Curtiss-Wright C-46 Commando Color Photographs Part IV

All photographs from the NASM Hans Groenhoff collection.

A fine photograph of a C-46A in natural metal, with OD / NG camouflaged aircraft in the background. The national insignia became standardized with the insignia blue border in August 1943, the transition from OD / NG to natural metal occurring late in the same year.

A C-46A in flight wearing the red bordered national insignia which was authorized briefly during the summer of 1943.

A beautiful “glamor shot” of a NMF finish C-46A leading another in camo.

A standard International farm tractor in service as an aircraft tug, perhaps he should secure the boarding ladder before attempting to move the aircraft?

A line-up of C46D’s and P-40N’s outside of the Curtiss factory for a presentation ceremony to highlight production for the Press. This appears to coincide with the transition from Olive Drab to natural metal finish as evidenced by the P-40’s.

An interesting perspective of a C-46D. Wheel hubs were left in natural metal, even on camouflaged aircraft.

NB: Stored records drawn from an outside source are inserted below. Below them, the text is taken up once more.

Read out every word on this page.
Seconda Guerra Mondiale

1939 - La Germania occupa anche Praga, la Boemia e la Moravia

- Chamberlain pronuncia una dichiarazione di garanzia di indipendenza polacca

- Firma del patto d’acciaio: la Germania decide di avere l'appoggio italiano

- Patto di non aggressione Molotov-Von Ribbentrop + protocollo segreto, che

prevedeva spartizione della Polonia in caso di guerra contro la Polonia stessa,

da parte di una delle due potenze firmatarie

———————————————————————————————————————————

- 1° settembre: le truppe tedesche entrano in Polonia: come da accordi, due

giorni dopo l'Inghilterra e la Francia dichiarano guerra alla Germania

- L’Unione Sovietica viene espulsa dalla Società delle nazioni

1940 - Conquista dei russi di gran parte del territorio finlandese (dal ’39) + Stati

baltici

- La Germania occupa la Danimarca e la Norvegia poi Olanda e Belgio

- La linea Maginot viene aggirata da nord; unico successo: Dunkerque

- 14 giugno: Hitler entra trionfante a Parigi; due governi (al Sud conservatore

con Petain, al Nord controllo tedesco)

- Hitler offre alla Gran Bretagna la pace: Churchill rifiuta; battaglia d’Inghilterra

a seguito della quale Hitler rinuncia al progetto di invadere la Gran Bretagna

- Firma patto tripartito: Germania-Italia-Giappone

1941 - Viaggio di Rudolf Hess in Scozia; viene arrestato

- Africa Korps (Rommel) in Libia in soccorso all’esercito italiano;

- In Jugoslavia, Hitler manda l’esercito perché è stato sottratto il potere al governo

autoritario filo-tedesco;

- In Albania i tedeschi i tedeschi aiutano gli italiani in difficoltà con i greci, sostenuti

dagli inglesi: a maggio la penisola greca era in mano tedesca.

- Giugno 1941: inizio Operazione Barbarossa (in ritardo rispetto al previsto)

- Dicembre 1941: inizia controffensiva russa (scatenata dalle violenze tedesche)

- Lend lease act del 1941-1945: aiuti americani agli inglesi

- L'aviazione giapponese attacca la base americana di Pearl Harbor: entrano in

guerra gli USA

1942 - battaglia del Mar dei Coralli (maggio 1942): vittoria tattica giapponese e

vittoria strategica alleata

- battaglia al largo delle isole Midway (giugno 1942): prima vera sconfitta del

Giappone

A line-up of C-46E’s. Note the barred national insignia is carried on the underside of the starboard wing, a quick way of determining if the image has been reversed. Also, the insignia is painted perpendicular to the fuselage, not parallel to the leading edge of the wing.

The C-46E differed from other Commandoes by having “stepped” cockpit glazing which makes them resemble the Douglas C-47 Dakota. Other differences are the three-bladed props and fuller wingtip contours.

A fine study of a C-46E from the nose. The “double bubble” fuselage shape was a Curtiss innovation and is still in use on airliner designs today.

Seventeen C-46E’s were produced, but they never left the continental United States and were declared surplus at the end of the war. All were purchased by Slick Airways which provided cargo services for the oil industry. Slick purchased the brand-new aircraft for the princely sum of $14,530 apiece.